The gifts of this friend and the nephew are around me as I write. One day it was all of Amiel’s works; a few days later the psalm-book which he had owned from his youth; then the little book of devotions which had been long in his possession; the beautiful bronze medallion of Amiel, and the companion of it with the profile of that successful brother-in-law, the physician; later, the costly edition of the Journal, printed only for the family and his friends out of the ample property which he had left after dealing generously with others but always sparingly with himself. But even all this kindness had not prepared me for the gift of that last afternoon when I was preparing to go. It was nothing less than the old and worn portfolio, the companion of Amiel’s travels and thoughts, in which he had written so much. Worn with use, its blotters had pressed many of those pages in which he poured out the story of his heart, and they still bear legibly lines of poetry or prose which he scribbled upon them.

At Clarens, overlooking the lake, under the shadow of the Cubly, Amiel had, years before his death, chosen his own resting place and named it “The Oasis.” Here in his vacations he had often come on sunny days, and here he rests, not far from the grave of Vinet, surrounded by graves of Russians, French, and English, the stone above his grave bearing the inscriptions, “Aime et Reste D’ Accord,” and “Celui qui sème pour l’esprit, moissonera de l’esprit de la vie éternelle.”

Amiel has won a firm place at last in the world, which during his lifetime seemed to have nothing for him. If he did not act himself in the literal sense in which we commonly speak of action, he did explore to the bitter end and the last analysis those subtle causes which paralyze the spirit and make action impossible. AmieFs was after all a contribution to the active life, the life upon which he looked with longing eyes. Act himself he could not; but he cleared the decks for other men to act, and made impossible for any who thoroughly ponder his story a repetition of his own career. The world sends up a shout of victory when the scientist announces the discovery of one more germ. Amiel had tracked down and isolated the germ of a malady which before him and during his lifetime had destroyed the power of many a spirit beside his own. Those who knew him and his time have told of how common and disastrous was this malady a generation ago in other lives which were without Amiel’s power of expressing their experience.

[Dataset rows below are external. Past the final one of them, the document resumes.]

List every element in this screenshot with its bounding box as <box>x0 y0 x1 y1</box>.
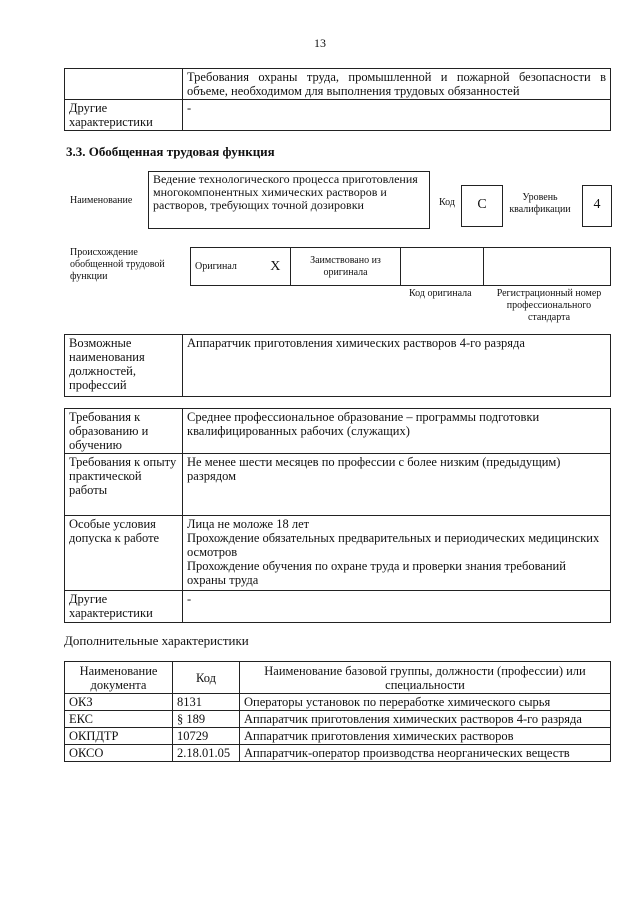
row-code: 8131 <box>173 694 240 711</box>
row-doc: ОКСО <box>65 745 173 762</box>
row-doc: ОКПДТР <box>65 728 173 745</box>
code-label: Код <box>439 197 455 208</box>
table-row <box>65 694 611 711</box>
experience-value: Не менее шести месяцев по профессии с более низким (предыдущим) разрядом <box>183 454 611 516</box>
row-name: Операторы установок по переработке химического сырья <box>240 694 611 711</box>
page-number: 13 <box>314 36 326 50</box>
header-group-name: Наименование базовой группы, должности (профессии) или специальности <box>240 662 611 694</box>
origin-label: Происхождение обобщенной трудовой функции <box>70 247 165 282</box>
requirements-table <box>64 408 611 623</box>
borrowed-label: Заимствовано из оригинала <box>291 248 401 286</box>
additional-title: Дополнительные характеристики <box>64 633 249 648</box>
function-name-value: Ведение технологического процесса приготовления многокомпонентных химических растворов и растворов, требующих точной дозировки <box>148 171 430 229</box>
qualification-level-value: 4 <box>582 185 612 227</box>
row-doc: ЕКС <box>65 711 173 728</box>
other-characteristics-label: Другие характеристики <box>65 100 183 131</box>
experience-label: Требования к опыту практической работы <box>65 454 183 516</box>
education-label: Требования к образованию и обучению <box>65 409 183 454</box>
level-label: Уровень квалификации <box>509 192 571 215</box>
original-mark: X <box>261 248 291 286</box>
table-row <box>65 711 611 728</box>
other-label: Другие характеристики <box>65 591 183 623</box>
row-name: Аппаратчик приготовления химических растворов 4-го разряда <box>240 711 611 728</box>
labor-protection-requirement: Требования охраны труда, промышленной и пожарной безопасности в объеме, необходимом для выполнения трудовых обязанностей <box>183 69 611 100</box>
table-row <box>65 745 611 762</box>
other-characteristics-value: - <box>183 100 611 131</box>
reg-number-caption: Регистрационный номер профессионального стандарта <box>496 288 602 323</box>
row-code: § 189 <box>173 711 240 728</box>
top-table <box>64 68 611 131</box>
admission-value <box>183 516 611 591</box>
original-label: Оригинал <box>191 248 261 286</box>
section-title: 3.3. Обобщенная трудовая функция <box>66 144 275 159</box>
header-code: Код <box>173 662 240 694</box>
positions-label: Возможные наименования должностей, профессий <box>65 335 183 397</box>
row-doc: ОКЗ <box>65 694 173 711</box>
education-value: Среднее профессиональное образование – программы подготовки квалифицированных рабочих (служащих) <box>183 409 611 454</box>
admission-line: Прохождение обязательных предварительных и периодических медицинских осмотров <box>187 531 600 559</box>
admission-line: Прохождение обучения по охране труда и проверки знания требований охраны труда <box>187 559 566 587</box>
name-label: Наименование <box>70 195 133 206</box>
row-code: 10729 <box>173 728 240 745</box>
row-name: Аппаратчик-оператор производства неорганических веществ <box>240 745 611 762</box>
other-value: - <box>183 591 611 623</box>
header-doc-name: Наименование документа <box>65 662 173 694</box>
reg-number-cell <box>484 248 611 286</box>
code-original-cell <box>401 248 484 286</box>
row-name: Аппаратчик приготовления химических растворов <box>240 728 611 745</box>
positions-value: Аппаратчик приготовления химических растворов 4-го разряда <box>183 335 611 397</box>
row-code: 2.18.01.05 <box>173 745 240 762</box>
admission-line: Лица не моложе 18 лет <box>187 517 310 531</box>
admission-label: Особые условия допуска к работе <box>65 516 183 591</box>
code-original-caption: Код оригинала <box>409 288 472 299</box>
positions-table <box>64 334 611 397</box>
origin-table <box>190 247 611 286</box>
additional-table <box>64 661 611 762</box>
function-code-value: C <box>461 185 503 227</box>
table-row <box>65 728 611 745</box>
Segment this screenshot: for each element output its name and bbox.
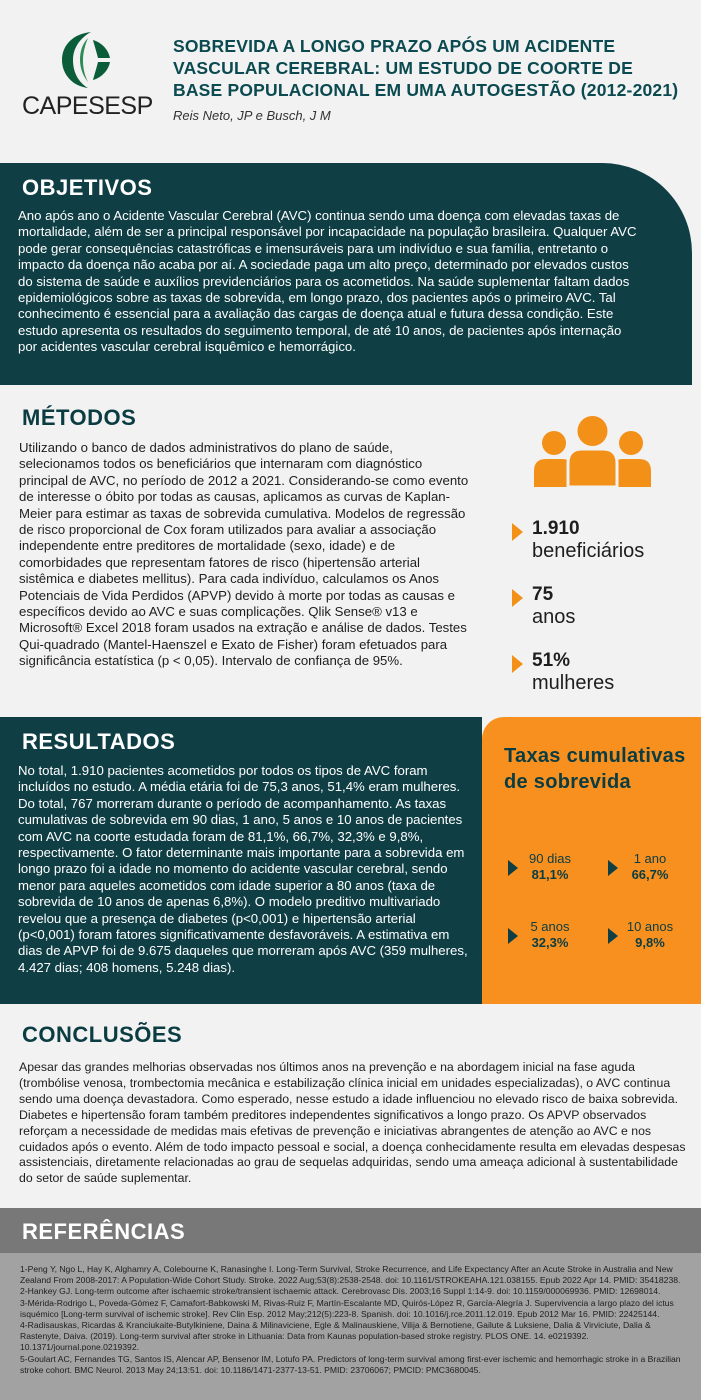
referencias-section	[0, 1208, 701, 1400]
referencias-heading: REFERÊNCIAS	[22, 1219, 186, 1244]
rate-label: 10 anos	[626, 919, 674, 934]
resultados-heading: RESULTADOS	[22, 729, 176, 754]
stat-label: anos	[532, 606, 576, 628]
authors: Reis Neto, JP e Busch, J M	[173, 108, 331, 123]
arrow-right-icon	[508, 928, 518, 944]
stat-mulheres	[512, 650, 682, 698]
arrow-right-icon	[608, 928, 618, 944]
resultados-section	[0, 717, 482, 1004]
stat-label: mulheres	[532, 672, 615, 694]
metodos-text: Utilizando o banco de dados administrativos do plano de saúde, selecionamos todos os beneficiários que internaram com diagnóstico principal de AVC, no período de 2012 a 2021. Considerando-se como evento de interesse o óbito por todas as causas, aplicamos as curvas de Kaplan-Meier para estimar as taxas de sobrevida cumulativa. Modelos de regressão de risco proporcional de Cox foram utilizados para avaliar a associação independente entre preditores de mortalidade (sexo, idade) e de comorbidades que representam fatores de risco (hipertensão arterial sistêmica e diabetes mellitus). Para cada indivíduo, calculamos os Anos Potenciais de Vida Perdidos (APVP) devido à morte por todas as causas e específicos devido ao AVC e suas complicações. Qlik Sense® v13 e Microsoft® Excel 2018 foram usados na extração e análise de dados. Testes Qui-quadrado (Mantel-Haenszel e Exato de Fisher) foram efetuados para significância estatística (p < 0,05). Intervalo de confiança de 95%.	[19, 440, 469, 669]
reference-item: 1-Peng Y, Ngo L, Hay K, Alghamry A, Colebourne K, Ranasinghe I. Long-Term Survival, Stroke Recurrence, and Life Expectancy After an Acute Stroke in Australia and New Zealand From 2008-2017: A Population-Wide Cohort Study. Stroke. 2022 Aug;53(8):2538-2548. doi: 10.1161/STROKEAHA.121.038155. Epub 2022 Apr 14. PMID: 35418238.	[20, 1264, 681, 1286]
rate-value: 81,1%	[531, 867, 569, 882]
stat-label: beneficiários	[532, 540, 645, 562]
stat-value: 51%	[532, 650, 571, 671]
arrow-right-icon	[608, 860, 618, 876]
conclusoes-heading: CONCLUSÕES	[22, 1022, 183, 1047]
people-group-icon	[530, 415, 655, 487]
arrow-right-icon	[512, 523, 523, 541]
rate-90-dias	[508, 851, 598, 887]
taxas-title: Taxas cumulativas de sobrevida	[504, 745, 686, 793]
rate-label: 90 dias	[529, 851, 571, 866]
reference-item: 3-Mérida-Rodrigo L, Poveda-Gómez F, Camafort-Babkowski M, Rivas-Ruiz F, Martín-Escalante MD, Quirós-López R, García-Alegría J. Supervivencia a largo plazo del ictus isquémico [Long-term survival of ischemic stroke]. Rev Clin Esp. 2012 May;212(5):223-8. Spanish. doi: 10.1016/j.rce.2011.12.019. Epub 2012 Mar 16. PMID: 22425144.	[20, 1297, 674, 1319]
capesesp-logo	[22, 30, 152, 125]
stat-idade	[512, 584, 682, 632]
objetivos-text: Ano após ano o Acidente Vascular Cerebral (AVC) continua sendo uma doença com elevadas taxas de mortalidade, além de ser a principal responsável por incapacidade na população brasileira. Qualquer AVC pode gerar consequências catastróficas e imensuráveis para um indivíduo e sua família, entretanto o impacto da doença não acaba por aí. A sociedade paga um alto preço, determinado por elevados custos do sistema de saúde e auxílios previdenciários para os acometidos. Na saúde suplementar faltam dados epidemiológicos sobre as taxas de sobrevida, em longo prazo, dos pacientes após o primeiro AVC. Tal conhecimento é essencial para a avaliação das cargas de doença atual e futura dessa condição. Este estudo apresenta os resultados do seguimento temporal, de até 10 anos, de pacientes após internação por acidentes vascular cerebral isquêmico e hemorrágico.	[18, 208, 637, 355]
arrow-right-icon	[512, 655, 523, 673]
referencias-header	[0, 1208, 701, 1253]
rate-10-anos	[608, 919, 698, 955]
capesesp-logo-mark-icon	[58, 30, 116, 90]
reference-list	[20, 1264, 690, 1376]
reference-item: 2-Hankey GJ. Long-term outcome after ischaemic stroke/transient ischaemic attack. Cerebrovasc Dis. 2003;16 Suppl 1:14-9. doi: 10.1159/000069936. PMID: 12698014.	[20, 1286, 661, 1297]
stat-value: 1.910	[532, 518, 580, 539]
objetivos-section	[0, 163, 692, 385]
stat-beneficiarios	[512, 518, 682, 566]
rate-value: 32,3%	[531, 935, 569, 950]
conclusoes-text: Apesar das grandes melhorias observadas nos últimos anos na prevenção e na abordagem inicial na fase aguda (trombólise venosa, trombectomia mecânica e estabilização clínica inicial em unidades especializadas), o AVC continua sendo uma doença devastadora. Como esperado, nesse estudo a idade influenciou no elevado risco de baixa sobrevida. Diabetes e hipertensão foram também preditores independentes significativos a longo prazo. Os APVP observados reforçam a necessidade de medidas mais efetivas de prevenção e iniciativas abrangentes de atenção ao AVC e nos cuidados após o evento. Além de todo impacto pessoal e social, a doença conhecidamente resulta em elevadas despesas assistenciais, diretamente relacionadas ao grau de sequelas adquiridas, sendo uma ameaça adicional à sustentabilidade do setor de saúde suplementar.	[19, 1060, 686, 1186]
rate-value: 66,7%	[631, 867, 669, 882]
stat-value: 75	[532, 584, 554, 605]
rate-label: 5 anos	[530, 919, 570, 934]
metodos-heading: MÉTODOS	[22, 405, 137, 430]
rate-1-ano	[608, 851, 698, 887]
rate-value: 9,8%	[635, 935, 665, 950]
reference-item: 4-Radisauskas, Ricardas & Kranciukaite-Butylkiniene, Daina & Milinaviciene, Egle & Malinauskiene, Vilija & Bernotiene, Gailute & Luksiene, Dalia & Virviciute, Dalia & Rastenyte, Daiva. (2019). Long-term survival after stroke in Lithuania: Data from Kaunas population-based stroke registry. PLOS ONE. 14. e0219392. 10.1371/journal.pone.0219392.	[20, 1320, 651, 1353]
arrow-right-icon	[512, 589, 523, 607]
arrow-right-icon	[508, 860, 518, 876]
reference-item: 5-Goulart AC, Fernandes TG, Santos IS, Alencar AP, Bensenor IM, Lotufo PA. Predictors of long-term survival among first-ever ischemic and hemorrhagic stroke in a Brazilian stroke cohort. BMC Neurol. 2013 May 24;13:51. doi: 10.1186/1471-2377-13-51. PMID: 23706067; PMCID: PMC3680045.	[20, 1353, 681, 1375]
rate-label: 1 ano	[633, 851, 667, 866]
logo-text: CAPESESP	[22, 92, 153, 120]
taxas-panel	[482, 717, 701, 1004]
poster-title: SOBREVIDA A LONGO PRAZO APÓS UM ACIDENTE VASCULAR CEREBRAL: UM ESTUDO DE COORTE DE BASE POPULACIONAL EM UMA AUTOGESTÃO (2012-2021)	[173, 36, 679, 100]
resultados-text: No total, 1.910 pacientes acometidos por todos os tipos de AVC foram incluídos no estudo. A média etária foi de 75,3 anos, 51,4% eram mulheres. Do total, 767 morreram durante o período de acompanhamento. As taxas cumulativas de sobrevida em 90 dias, 1 ano, 5 anos e 10 anos de pacientes com AVC na coorte estudada foram de 81,1%, 66,7%, 32,3% e 9,8%, respectivamente. O fator determinante mais importante para a sobrevida em longo prazo foi a idade no momento do acidente vascular cerebral, sendo menor para aqueles acometidos com idade superior a 80 anos (taxa de sobrevida de 10 anos de apenas 6,8%). O modelo preditivo multivariado revelou que a presença de diabetes (p<0,001) e hipertensão arterial (p<0,001) foram fatores significativamente desfavoráveis. A estimativa em dias de APVP foi de 9.675 daqueles que morreram após AVC (359 mulheres, 4.427 dias; 408 homens, 5.248 dias).	[18, 763, 468, 975]
rate-5-anos	[508, 919, 598, 955]
objetivos-heading: OBJETIVOS	[22, 175, 153, 200]
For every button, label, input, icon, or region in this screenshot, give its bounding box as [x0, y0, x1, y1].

I can readily believe what I have often been told by others, that they never read the Journal without feeling more like going to work. He had exhausted for them every delusion which would make them stay their hands, all those spectres which, if they can, will keep men from creativeness. Something of this sort, after all, is the praise which belongs to the solitary Genevan thinker, for with this confession abroad among men it is difficult to believe that on any large scale his trouble can ever prevail again. No languid and despairing coteries making a business of pessimism can ever sincerely fasten themselves upon Amiel. There is something about him which forbids — to do that is to mistake him altogether. If to many his confession seems only a piece of spiritual pathology, let them stop to think that it has assisted in making the trouble more rare by interpreting it. He has written the penitential psalm of culture.

But if the story of his malady should sometime cease to attract attention, there will always be enough left to make his book endure; for even after leaving out all that is morbid, there remains more than enough to make a classic Book of Joys, which will always be read because of its constant life in the ideal, its wealth of common things lifted into spiritual companionship, its high, pure atmosphere, which is perhaps the most immediate impression it gives the reader, and because of the depth and the insight of its discriminations and its judgments of life. He will always be a friend and aider of those who would live in the spirit.